Diesel Spill Costs Owner $200,000

Mass. retailer resolves 15,000-gallon leak issue

MILFORD. Mass. -- The owner of a now-closed Gibbs Service Station in Milford, Mass., has agreed to pay $200,000 to resolve allegations that he and his companies failed to notify the proper authorities about a 15,000-gallon diesel-fuel leak from an underground tank at the station, according to a report in the Milford Daily News.

The fuel spill contaminated the groundwater and soil, and cleanup is ongoing, Joe Ferson, a spokesman for the state Department of Environmental Protection (DEP), told the newspaper.

Vincent Cuttone, 56, of Concord, Mass., and his two companies, Route 16 Gas Inc. and 16 Gas LLC, will pay $100,000 to the state and $100,000 to the state's Natural Resource Damages Trust under terms of the settlement that Suffolk Superior Court Judge Mitchell Kaplan approved Thursday, according to the report.

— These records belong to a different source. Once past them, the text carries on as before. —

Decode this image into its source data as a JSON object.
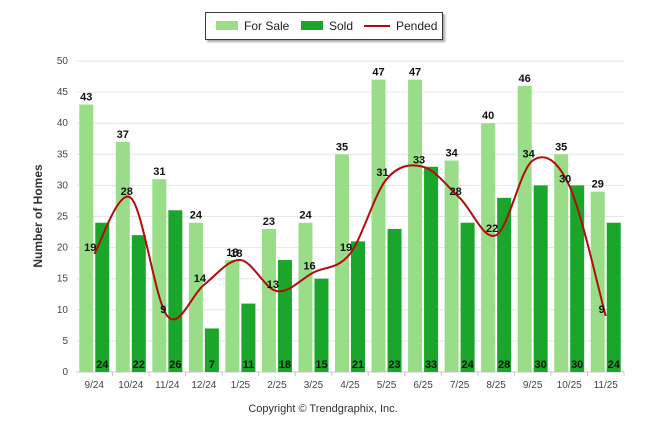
{
  "chart_data": {
    "type": "bar",
    "categories": [
      "9/24",
      "10/24",
      "11/24",
      "12/24",
      "1/25",
      "2/25",
      "3/25",
      "4/25",
      "5/25",
      "6/25",
      "7/25",
      "8/25",
      "9/25",
      "10/25",
      "11/25"
    ],
    "series": [
      {
        "name": "For Sale",
        "type": "bar",
        "values": [
          43,
          37,
          31,
          24,
          18,
          23,
          24,
          35,
          47,
          47,
          34,
          40,
          46,
          35,
          29
        ]
      },
      {
        "name": "Sold",
        "type": "bar",
        "values": [
          24,
          22,
          26,
          7,
          11,
          18,
          15,
          21,
          23,
          33,
          24,
          28,
          30,
          30,
          24
        ]
      },
      {
        "name": "Pended",
        "type": "line",
        "values": [
          19,
          28,
          9,
          14,
          18,
          13,
          16,
          19,
          31,
          33,
          28,
          22,
          34,
          30,
          9
        ]
      }
    ],
    "ylabel": "Number of Homes",
    "xlabel": "",
    "ylim": [
      0,
      50
    ],
    "yticks": [
      0,
      5,
      10,
      15,
      20,
      25,
      30,
      35,
      40,
      45,
      50
    ],
    "grid": true,
    "legend_position": "top-center"
  },
  "colors": {
    "for_sale": "#99dd88",
    "sold": "#1aa62a",
    "pended": "#b30c0c",
    "grid": "#e6e6e6"
  },
  "footer": {
    "copyright": "Copyright © Trendgraphix, Inc."
  }
}
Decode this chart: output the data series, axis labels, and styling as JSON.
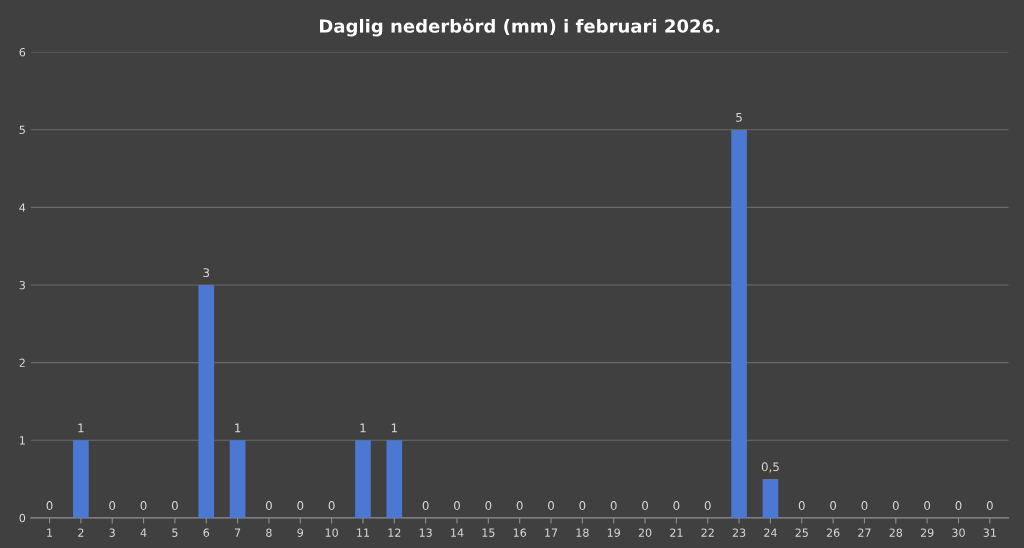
{
  "chart_data": {
    "type": "bar",
    "title": "Daglig nederbörd (mm) i februari 2026.",
    "categories": [
      "1",
      "2",
      "3",
      "4",
      "5",
      "6",
      "7",
      "8",
      "9",
      "10",
      "11",
      "12",
      "13",
      "14",
      "15",
      "16",
      "17",
      "18",
      "19",
      "20",
      "21",
      "22",
      "23",
      "24",
      "25",
      "26",
      "27",
      "28",
      "29",
      "30",
      "31"
    ],
    "values": [
      0,
      1,
      0,
      0,
      0,
      3,
      1,
      0,
      0,
      0,
      1,
      1,
      0,
      0,
      0,
      0,
      0,
      0,
      0,
      0,
      0,
      0,
      5,
      0.5,
      0,
      0,
      0,
      0,
      0,
      0,
      0
    ],
    "value_labels": [
      "0",
      "1",
      "0",
      "0",
      "0",
      "3",
      "1",
      "0",
      "0",
      "0",
      "1",
      "1",
      "0",
      "0",
      "0",
      "0",
      "0",
      "0",
      "0",
      "0",
      "0",
      "0",
      "5",
      "0,5",
      "0",
      "0",
      "0",
      "0",
      "0",
      "0",
      "0"
    ],
    "color": "#4a78d2",
    "ylim": [
      0,
      6
    ],
    "yticks": [
      0,
      1,
      2,
      3,
      4,
      5,
      6
    ],
    "grid": "y"
  }
}
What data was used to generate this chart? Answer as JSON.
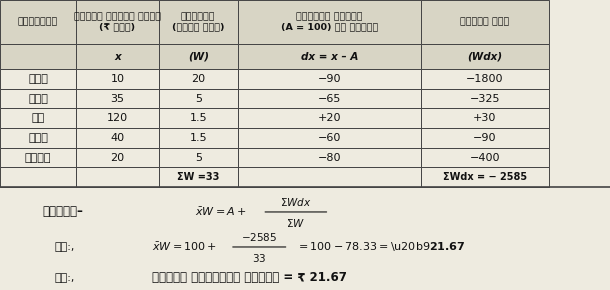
{
  "col_headers_row1": [
    "वस्तुएँ",
    "मूल्य प्रति किलो\n(₹ में)",
    "मात्रा\n(किलो में)",
    "कल्पित माध्य\n(A = 100) से विचलन",
    "विचलन भार"
  ],
  "col_headers_row2": [
    "",
    "x",
    "(W)",
    "dx = x – A",
    "(Wdx)"
  ],
  "rows": [
    [
      "आटा",
      "10",
      "20",
      "−90",
      "−1800"
    ],
    [
      "दाल",
      "35",
      "5",
      "−65",
      "−325"
    ],
    [
      "घी",
      "120",
      "1.5",
      "+20",
      "+30"
    ],
    [
      "तेल",
      "40",
      "1.5",
      "−60",
      "−90"
    ],
    [
      "चावल",
      "20",
      "5",
      "−80",
      "−400"
    ]
  ],
  "sum_row": [
    "",
    "",
    "ΣW =33",
    "",
    "ΣWdx = − 2585"
  ],
  "formula_label": "सूत्र–",
  "line2_label": "अत:,",
  "line3_label": "अत:,",
  "line3_text": "भारित समान्तर माध्य = ₹ 21.67",
  "bg_color": "#eeebe0",
  "header_bg": "#d8d5c5",
  "grid_color": "#444444",
  "text_color": "#111111"
}
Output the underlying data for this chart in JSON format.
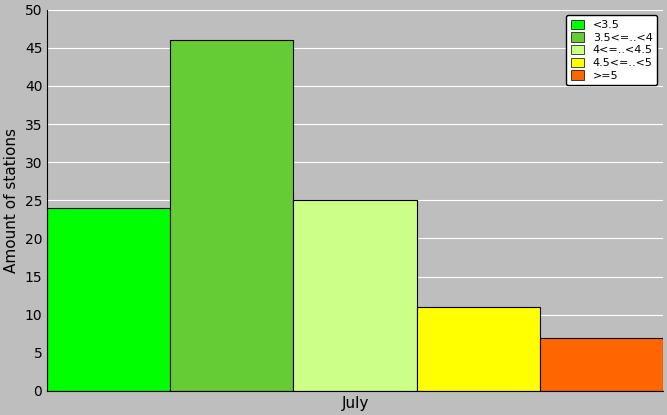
{
  "bars": [
    {
      "label": "<3.5",
      "value": 24,
      "color": "#00FF00"
    },
    {
      "label": "3.5<=..<4",
      "value": 46,
      "color": "#66CC33"
    },
    {
      "label": "4<=..<4.5",
      "value": 25,
      "color": "#CCFF88"
    },
    {
      "label": "4.5<=..<5",
      "value": 11,
      "color": "#FFFF00"
    },
    {
      "label": ">=5",
      "value": 7,
      "color": "#FF6600"
    }
  ],
  "ylabel": "Amount of stations",
  "xlabel": "July",
  "ylim": [
    0,
    50
  ],
  "yticks": [
    0,
    5,
    10,
    15,
    20,
    25,
    30,
    35,
    40,
    45,
    50
  ],
  "bg_color": "#BEBEBE",
  "grid_color": "#FFFFFF"
}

Cuttone said he has been in the gas-station business for 32 years and runs "very good operations."

"I know how operations are run and try to do the right thing," he said. "Sometimes it doesn't make a difference in life."

Cuttone will pay for annual environmental audits for the next three years at each gas station he owns, maintain tank monitoring equipment at the stations, and keep himself and his employees trained in the proper operation of the monitoring equipment, spill prevention and reporting, according to the attorney general's office.

Cuttone owns several other gas stations, said Grant Woodman, a spokesman for the attorney general's office.

The DEP launched an investigation when an employee called police in July 2008 to report what was thought to be the theft of thousands of gallons of diesel fuel from one of the station's underground tanks. Data from a tank monitoring system showed several prior discrepancies in fuel levels that, under state fire regulations, should have been reported to the Milford Fire Department months earlier.

The data also indicated diesel fuel was released at about 8 gallons an hour, resulting in about 15,000 gallons of spilled fuel between April 2008 and July 2008.

Companies are required to notify the DEP within two hours of obtaining knowledge of a release of diesel fuel into the soil and groundwater.